For decades, Traditional Medicare has been the poster child for transparent and straightforward healthcare—delivering care with the least amount of bureaucratic hoop-jumping. If you’re a provider or patient accustomed to that streamlined experience, brace yourself: January 2026 marks a historic change. The Centers for Medicare & Medicaid Services (CMS) will pilot a system that uses artificial intelligence (AI) and machine learning to process prior authorization requests across six states.
This program, called the Wasteful and Inappropriate Service Reduction (WISeR) Model, targets 17 medical services and procedures most at risk for fraud, waste, or abuse—from nerve stimulators to incontinence devices to orthopaedic surgeries. If you’re in Arizona, New Jersey, Ohio, Oklahoma, Texas, or Washington, expect to be in the vanguard of the government’s experiment in smarter healthcare oversight.

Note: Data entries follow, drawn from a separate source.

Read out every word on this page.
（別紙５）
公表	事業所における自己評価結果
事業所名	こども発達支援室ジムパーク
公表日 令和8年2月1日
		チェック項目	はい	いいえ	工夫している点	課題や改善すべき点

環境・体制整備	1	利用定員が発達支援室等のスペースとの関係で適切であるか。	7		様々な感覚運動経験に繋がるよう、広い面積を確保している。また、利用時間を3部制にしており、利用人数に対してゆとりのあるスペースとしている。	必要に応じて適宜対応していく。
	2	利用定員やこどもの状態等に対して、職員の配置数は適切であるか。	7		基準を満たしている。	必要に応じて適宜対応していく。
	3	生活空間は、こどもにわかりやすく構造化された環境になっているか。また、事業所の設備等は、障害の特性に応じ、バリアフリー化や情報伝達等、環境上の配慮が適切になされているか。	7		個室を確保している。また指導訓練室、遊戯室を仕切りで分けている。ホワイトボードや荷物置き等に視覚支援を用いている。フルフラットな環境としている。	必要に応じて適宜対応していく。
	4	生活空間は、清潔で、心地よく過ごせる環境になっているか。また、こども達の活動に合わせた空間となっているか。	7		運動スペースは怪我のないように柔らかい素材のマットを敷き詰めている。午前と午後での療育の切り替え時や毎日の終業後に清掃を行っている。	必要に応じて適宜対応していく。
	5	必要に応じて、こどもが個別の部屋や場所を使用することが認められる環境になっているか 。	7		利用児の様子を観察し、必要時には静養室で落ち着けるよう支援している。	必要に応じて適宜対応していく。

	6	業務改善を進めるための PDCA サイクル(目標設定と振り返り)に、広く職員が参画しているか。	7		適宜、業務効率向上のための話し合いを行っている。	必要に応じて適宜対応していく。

What Are the Risks and Rewards of Medicare’s New AI Authorization Model?
The Big Promise: CMS says AI will dramatically streamline paperwork, reduce fraud, and make prior authorizations faster and more predictable. Historical pilots (like the one run by Blue Cross Blue Shield in Massachusetts) showed that AI can automate as much as 75% of manual work, processing most requests in real time.
Clinicians Still Rule: Even as robots scan the piles of paperwork, it’s licensed human clinicians who make the final call—AI might flag a questionable request, but only a qualified doctor can actually deny or approve your care. For providers, your documentation and medical rationale remain essential.
The Financial Angle: Here’s where things get sticky. Technology partners (including some Medicare Advantage payors) are compensated with a share of the “averted expenses”—the savings produced from denied or avoided unnecessary care. Critics argue this creates a direct incentive to deny more requests, potentially leading to delays or inappropriate barriers to care.
Growing Criticism: Both left- and right-leaning health advocates are skeptical. Some warn that adding “untested AI” to a process already managed by Medicare Administrative Contractors might only tangle the system further. Others argue that prior authorizations—long the bane of Medicare Advantage—are now being imported into Original Medicare, erasing one of its key benefits: ease of access and simplicity.
What Services Will Be Impacted?
Not all medical services get swept up in this sea change. WISeR zeroes in on 17 procedures and therapies most associated with fraud or unnecessary claims, including:
Electrical and phrenic nerve stimulators
Cervical spinal fusions
Knee arthroscopy for osteoarthritis
Incontinence devices
Epidural steroid injections
Skin and tissue substitutes for chronic wounds
These are outpatient services—not emergency care or inpatient surgeries—so urgent medical interventions won’t be slowed down by this new process.
How Will This Affect Patients and Providers?
Providers in pilot states must either request prior authorization or face post-payment medical review. CMS is also testing a “gold card” approach: providers with more than 90% of approvals may be exempted from future prior authorization requirements.
For patients, this means that some previously simple procedures will now require a pre-service approval process. CMS hopes this will redirect patients toward more clinically appropriate pathways if requests are denied.
The Road Ahead
If WISeR performs well, it could expand nationwide and to more types of services—including inpatient care. On the flip side, if critics are right, it could mean that Medicare’s historic simplicity gives way to a layer of algorithm-driven gatekeeping—potentially trading fraud prevention for greater risk of bureaucratic delay.
As always, the real test will be how AI and human clinicians work together—and whether Medicare can strike the right balance between oversight and patient-centered care. January 2026 may be the moment Medicare enters the era of machine intelligence or stumbles into a new chapter of administrative gridlock.